Introduction to Takeover for Kids and Teens
This video explains the concept of company takeover in a simple, concise way for kids and beginners. It could be used by kids & teens to learn about takeovers, acquisitions and mergers, or used as a money & personal finance resource by parents and teachers as part of a Financial Literacy course or K-12 curriculum.
Suitable for students from grade levels:
- Elementary School
- Middle School
- High School
The topics covered are:
- What is a takeover
- What is a friendly takeover
- What is a hostile takeover
- How does a takeover impact you as a shareholder
What is a takeover?
A takeover, also called an acquisition, is a process where one company acquires or takes control of another company.
Often, when a large company believes that a smaller company can add value to its current business operations or wants to eliminate competition, it initiates a takeover to take control of the smaller company.
The company initiating the takeover is called the acquirer, and the company being acquired is called the target.
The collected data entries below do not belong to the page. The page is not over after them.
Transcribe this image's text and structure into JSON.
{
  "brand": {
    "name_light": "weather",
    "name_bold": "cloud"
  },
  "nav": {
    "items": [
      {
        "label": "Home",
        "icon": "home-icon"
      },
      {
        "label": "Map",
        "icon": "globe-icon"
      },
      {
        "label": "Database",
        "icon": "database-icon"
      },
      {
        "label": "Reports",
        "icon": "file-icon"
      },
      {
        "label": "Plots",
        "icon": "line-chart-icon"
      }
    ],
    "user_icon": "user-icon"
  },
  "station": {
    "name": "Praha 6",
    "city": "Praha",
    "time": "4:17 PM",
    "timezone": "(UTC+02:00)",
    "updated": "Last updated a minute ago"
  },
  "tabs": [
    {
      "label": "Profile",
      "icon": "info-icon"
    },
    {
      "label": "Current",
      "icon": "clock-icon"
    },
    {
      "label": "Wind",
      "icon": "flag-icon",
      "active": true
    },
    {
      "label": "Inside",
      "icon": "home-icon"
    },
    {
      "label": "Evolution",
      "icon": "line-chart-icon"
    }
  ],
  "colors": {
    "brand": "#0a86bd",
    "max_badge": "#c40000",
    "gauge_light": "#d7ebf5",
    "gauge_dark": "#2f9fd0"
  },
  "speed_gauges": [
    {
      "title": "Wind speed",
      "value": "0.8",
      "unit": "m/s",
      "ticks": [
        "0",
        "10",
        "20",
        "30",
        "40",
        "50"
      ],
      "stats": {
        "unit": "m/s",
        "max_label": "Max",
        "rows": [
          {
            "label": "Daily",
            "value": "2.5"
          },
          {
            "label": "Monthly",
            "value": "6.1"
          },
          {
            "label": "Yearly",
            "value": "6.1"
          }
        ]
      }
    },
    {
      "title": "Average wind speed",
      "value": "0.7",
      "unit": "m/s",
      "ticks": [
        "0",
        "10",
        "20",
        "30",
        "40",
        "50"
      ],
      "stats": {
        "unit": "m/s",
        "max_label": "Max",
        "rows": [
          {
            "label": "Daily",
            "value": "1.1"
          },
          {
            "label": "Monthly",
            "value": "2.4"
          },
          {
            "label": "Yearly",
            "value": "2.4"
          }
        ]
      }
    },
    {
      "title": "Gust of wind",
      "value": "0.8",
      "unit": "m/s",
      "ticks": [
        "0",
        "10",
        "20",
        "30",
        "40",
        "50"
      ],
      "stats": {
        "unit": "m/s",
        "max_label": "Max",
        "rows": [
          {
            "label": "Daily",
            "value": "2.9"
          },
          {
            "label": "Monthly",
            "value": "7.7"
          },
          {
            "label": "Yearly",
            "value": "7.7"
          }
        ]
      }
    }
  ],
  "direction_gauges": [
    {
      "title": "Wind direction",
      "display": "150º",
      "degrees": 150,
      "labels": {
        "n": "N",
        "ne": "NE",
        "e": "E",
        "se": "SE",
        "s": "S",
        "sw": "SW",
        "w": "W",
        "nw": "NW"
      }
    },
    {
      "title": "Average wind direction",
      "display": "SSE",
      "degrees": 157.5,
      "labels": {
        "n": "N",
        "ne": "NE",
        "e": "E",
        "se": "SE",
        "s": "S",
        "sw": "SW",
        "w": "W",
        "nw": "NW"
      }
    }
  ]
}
If both companies are public, their stocks will usually be combined to have the same ticker symbol after the takeover is completed.
There are two main types of takeovers: friendly takeovers and hostile takeovers.
What is a friendly takeover?
In a friendly takeover, both the acquirer and the target are willing participants, and negotiate the terms of the deal together. The deal is approved by the target company’s board of directors, and voting is done by the shareholders of both companies to finalize the takeover.
One example of a friendly takeover is when CVS acquired Aetna for $69B in 2018.
What is a hostile takeover?
A hostile takeover is where the acquirer tries to take over the target company, against the will of the target company’s management.
Tender offer is the most common method of a hostile takeover, where the acquirer bypasses the target company’s management and offers to buy shares directly from shareholders, usually at a premium, with the hope of getting a majority stake.
Proxy contest is where the acquirer tries to convince the existing shareholders to replace the current board members with their own candidates who will support the sale.
Yet another method is a creeping tender offer, where the acquirer simply gets a majority stake in the target by secretly buying shares from the stock market.
One example of a hostile takeover is AOL taking over Time Warner for $182B in the year 2000.
How does a takeover impact me as a shareholder?
Often, when a takeover is mentioned in the press, the stock price of the target company goes up significantly. In addition, if the acquirer is purchasing shares from the target company’s shareholders through a tender offer, it is usually at a premium.
However, depending on the market’s perception of the deal, there is a fair chance that the acquiring company’s shareholders may not make any profit from the takeover.